The Pettigrew Home & Museum is a historic house built in 1889 and named after one of the most consequential figures in Sioux Falls' early history, Richard F. Pettigrew (1848-1926), who was instrumental in the city's growth in its early history and served as the state's first U.S. Senator. The home is a contributing property of the Cathedral Historic District, which is listed on the National Register of Historic Places, because of its Queen Anne architecture and association with Pettigrew. It has been a museum since 1925. Visitors can see the house, which has been restored, on guided tours and exhibits that contain artifacts that Pettigrew collected.
Richard Pettigrew was born on July 23, 1848 in Vermont to a large family of nine children; he was the sixth child.
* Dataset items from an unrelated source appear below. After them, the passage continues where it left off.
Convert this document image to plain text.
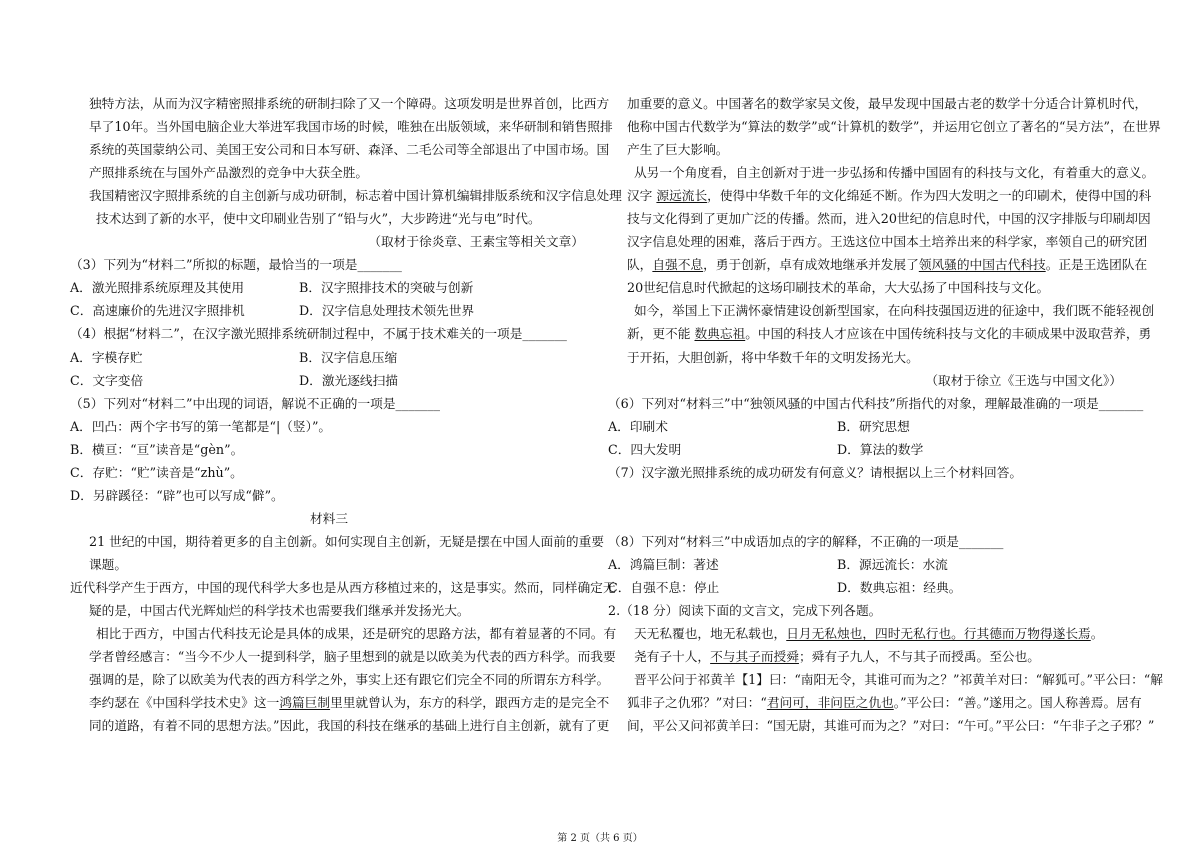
独特方法，从而为汉字精密照排系统的研制扫除了又一个障碍。这项发明是世界首创，比西方
早了10年。当外国电脑企业大举进军我国市场的时候，唯独在出版领域，来华研制和销售照排
系统的英国蒙纳公司、美国王安公司和日本写研、森泽、二毛公司等全部退出了中国市场。国
产照排系统在与国外产品激烈的竞争中大获全胜。
我国精密汉字照排系统的自主创新与成功研制，标志着中国计算机编辑排版系统和汉字信息处理
技术达到了新的水平，使中文印刷业告别了“铅与火”，大步跨进“光与电”时代。
（取材于徐炎章、王素宝等相关文章）
（3）下列为“材料二”所拟的标题，最恰当的一项是_______
A．激光照排系统原理及其使用	B．汉字照排技术的突破与创新
C．高速廉价的先进汉字照排机	D．汉字信息处理技术领先世界
（4）根据“材料二”，在汉字激光照排系统研制过程中，不属于技术难关的一项是_______
A．字模存贮	B．汉字信息压缩
C．文字变倍	D．激光逐线扫描
（5）下列对“材料二”中出现的词语，解说不正确的一项是_______
A．凹凸：两个字书写的第一笔都是“|（竖）”。
B．横亘：“亘”读音是“gèn”。
C．存贮：“贮”读音是“zhù”。
D．另辟蹊径：“辟”也可以写成“僻”。
材料三
21 世纪的中国，期待着更多的自主创新。如何实现自主创新，无疑是摆在中国人面前的重要
课题。
近代科学产生于西方，中国的现代科学大多也是从西方移植过来的，这是事实。然而，同样确定无
疑的是，中国古代光辉灿烂的科学技术也需要我们继承并发扬光大。
相比于西方，中国古代科技无论是具体的成果，还是研究的思路方法，都有着显著的不同。有
学者曾经感言：“当今不少人一提到科学，脑子里想到的就是以欧美为代表的西方科学。而我要
强调的是，除了以欧美为代表的西方科学之外，事实上还有跟它们完全不同的所谓东方科学。
李约瑟在《中国科学技术史》这一鸿篇巨制里里就曾认为，东方的科学，跟西方走的是完全不
同的道路，有着不同的思想方法。”因此，我国的科技在继承的基础上进行自主创新，就有了更
加重要的意义。中国著名的数学家吴文俊，最早发现中国最古老的数学十分适合计算机时代，
他称中国古代数学为“算法的数学”或“计算机的数学”，并运用它创立了著名的“吴方法”，在世界
产生了巨大影响。
从另一个角度看，自主创新对于进一步弘扬和传播中国固有的科技与文化，有着重大的意义。
汉字 源远流长，使得中华数千年的文化绵延不断。作为四大发明之一的印刷术，使得中国的科
技与文化得到了更加广泛的传播。然而，进入20世纪的信息时代，中国的汉字排版与印刷却因
汉字信息处理的困难，落后于西方。王选这位中国本土培养出来的科学家，率领自己的研究团
队，自强不息，勇于创新，卓有成效地继承并发展了领风骚的中国古代科技。正是王选团队在
20世纪信息时代掀起的这场印刷技术的革命，大大弘扬了中国科技与文化。
如今，举国上下正满怀豪情建设创新型国家，在向科技强国迈进的征途中，我们既不能轻视创
新，更不能 数典忘祖。中国的科技人才应该在中国传统科技与文化的丰硕成果中汲取营养，勇
于开拓，大胆创新，将中华数千年的文明发扬光大。
（取材于徐立《王选与中国文化》）
（6）下列对“材料三”中“独领风骚的中国古代科技”所指代的对象，理解最准确的一项是_______
A．印刷术	B．研究思想
C．四大发明	D．算法的数学
（7）汉字激光照排系统的成功研发有何意义？请根据以上三个材料回答。
（8）下列对“材料三”中成语加点的字的解释，不正确的一项是_______
A．鸿篇巨制：著述	B．源远流长：水流
C．自强不息：停止	D．数典忘祖：经典。
2.（18 分）阅读下面的文言文，完成下列各题。
天无私覆也，地无私载也，日月无私烛也，四时无私行也。行其德而万物得遂长焉。
尧有子十人，不与其子而授舜；舜有子九人，不与其子而授禹。至公也。
晋平公问于祁黄羊【1】曰：“南阳无令，其谁可而为之？”祁黄羊对曰：“解狐可。”平公曰：“解
狐非子之仇邪？”对曰：“君问可，非问臣之仇也。”平公曰：“善。”遂用之。国人称善焉。居有
间，平公又问祁黄羊曰：“国无尉，其谁可而为之？”对曰：“午可。”平公曰：“午非子之子邪？”
第 2 页（共 6 页）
In 1854, his father, Andrew, moved the family to Rock County in Wisconsin when Pettigrew was six years old. After going to school at Evansville Academy in Evansville, Wisconsin, he attended Beloit College in 1864 and studied there for two years. He then taught for a year while also studying law in Iowa before enrolling at the University of Wisconsin to continue his law studies.
Pettigrew moved to South Dakota in 1869, settling in Sioux Falls. There, he started to practice law but he also found work as a surveyor. In 1871, he was admitted into the state bar in 1871 and by this time he had also gotten involved in real estate.
His stature in the community rose during these years and was elected to the territorial legislature (South Dakota was a territory at that time) in 1872 and later became delegate to Congress in 1880. He was elected to the U.S. Senate in 1889 after South Dakota became a state; he served two terms. Pettigrew promoted the rights of women, farmers, and the working class.
After failing to be reelected, Pettigrew moved to New York City, where he practiced law and earned more wealth from his business dealings. He lived there for ten years before returning to Sioux Falls where he lived the rest of this life. Despite his success in his adult life, he was dogged by accusations of shady business practices and his changing political views often alienated him. Nonetheless, his impact on Sioux Falls is clear, helping it grow during its early period. Among his accomplishments was attracting the first five railroads to the city and investing in a variety of business that contributed to the city's development.
He started to collect artifacts on his travels around the world and became an amateur archaeologist, excavating Indian mounds around Sioux Falls. He would later build the addition to the house in 1925 which became the museum. He bequeathed the house to the city and, as mentioned above, another addition was built in 1930 to provide for more exhibit space.